Of course, sometimes they won’t have what you want. Mostly, I try to figure out a way to order it from someplace that has free shipping like Amazon, but in some cases, that’s impractical. So, it’s back to the big box store where you can ask if they can do a special order. My experience with these is pretty positive, because the folks at the special order desk typically have a lot of experience, and they will do thorough research. If they can order the part, you’ll have it in a few days. If they can’t they usually will give you good advice about who may have it.

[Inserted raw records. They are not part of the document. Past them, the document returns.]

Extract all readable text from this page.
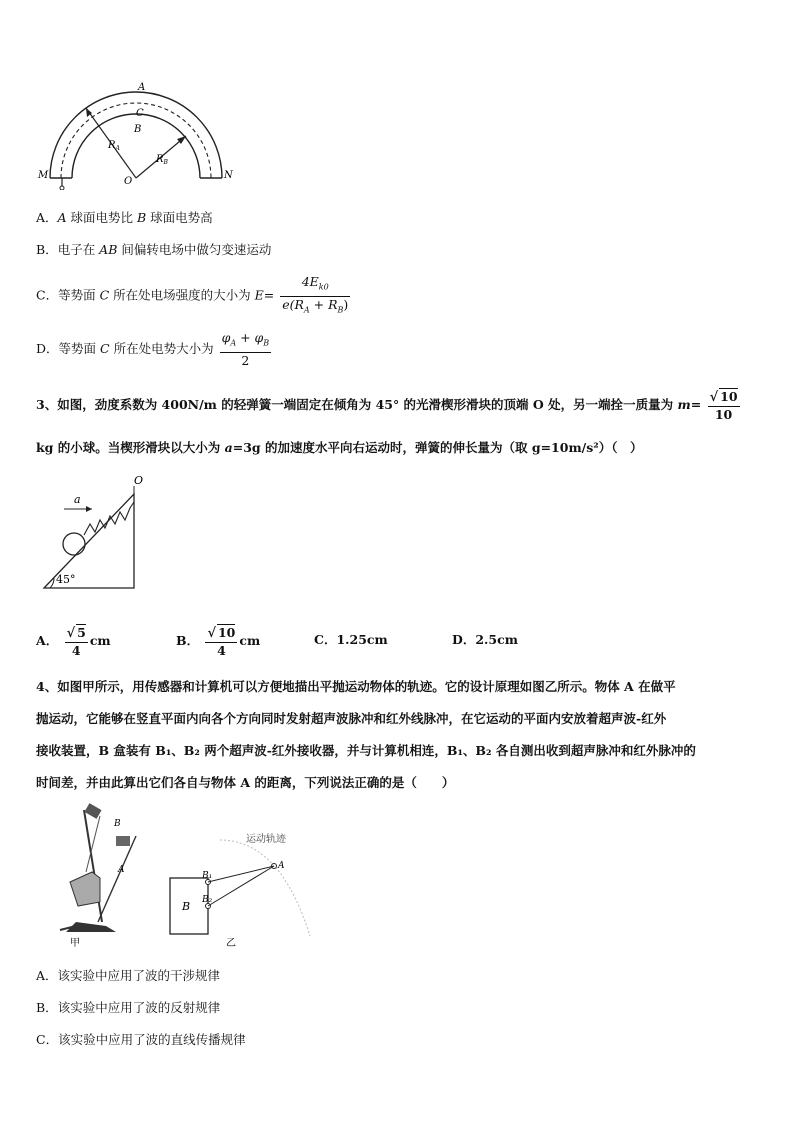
A
C
B
$R_A$
$R_B$
O
M	N
A．A 球面电势比 B 球面电势高
B．电子在 AB 间偏转电场中做匀变速运动
C．等势面 C 所在处电场强度的大小为 $E= \frac{4E_{k0}}{e(R_A + R_B)}$
D．等势面 C 所在处电势大小为 $\frac{\varphi_A + \varphi_B}{2}$
3、如图，劲度系数为 400N/m 的轻弹簧一端固定在倾角为 45° 的光滑楔形滑块的顶端 O 处，另一端拴一质量为 $m= \frac{√ 10}{10}$
kg 的小球。当楔形滑块以大小为 a=3g 的加速度水平向右运动时，弹簧的伸长量为（取 g=10m/s²）（　）
a
O
45°
A． $\frac{√ 5}{4}$ cm	B． $\frac{√ 10}{4}$ cm	C．1.25cm	D．2.5cm
4、如图甲所示，用传感器和计算机可以方便地描出平抛运动物体的轨迹。它的设计原理如图乙所示。物体 A 在做平
抛运动，它能够在竖直平面内向各个方向同时发射超声波脉冲和红外线脉冲，在它运动的平面内安放着超声波-红外
接收装置，B 盒装有 B₁、B₂ 两个超声波-红外接收器，并与计算机相连，B₁、B₂ 各自测出收到超声脉冲和红外脉冲的
时间差，并由此算出它们各自与物体 A 的距离，下列说法正确的是（　　）
B
A
甲
运动轨迹
B
B₁
B₂
A
乙
A．该实验中应用了波的干涉规律
B．该实验中应用了波的反射规律
C．该实验中应用了波的直线传播规律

Lastly, sometimes you really need to see the product in person. Thus far, I’ve been pretty fortunate in that I’ve been looking up the product specifications on line while I was in the planning phase, so I have a very good idea of what I want and how much I need. This works fine for commodities (pipe, wire, fittings), especially if they’re hidden. If they’re not, then you have to start worrying about color and texture, and shape, and … all that stuff that I’m not very good at. So, because my wife has a far superior sense of style, I enlist her help when it comes to these things. She also has a vested interest because she doesn’t want the house to look like I dress. Well, ok,  like I USED to dress before she started picking out clothes for me. Now, I have to busy myself in obtaining “samples” so we can carry them around when we look at materials. These samples go beyond paint samples, although that’s included. We’re talking brick, retaining wall blocks, roofing shingles, … etc.. I hope I don’t need a truck to haul this stuff around! Actually, I exaggerate. All we really need are paint samples and a piece of roof shingle. Be that as it may, my wife is correct about getting all this stuff together to see what it looks like in person. Pictures on the Internet can fool you when it comes to colors because there are so many variables (lighting direction, lighting color, camera settings). Sometimes you can get the data, such as RGB values, for colors, and that can help with computer rendering. But bottom line is that you need to see things in person to make sure. Especially if you’re buying several pallets of bricks for a brick wall. I have a feeling that would be WAY more difficult to return than a pair of bunny slippers.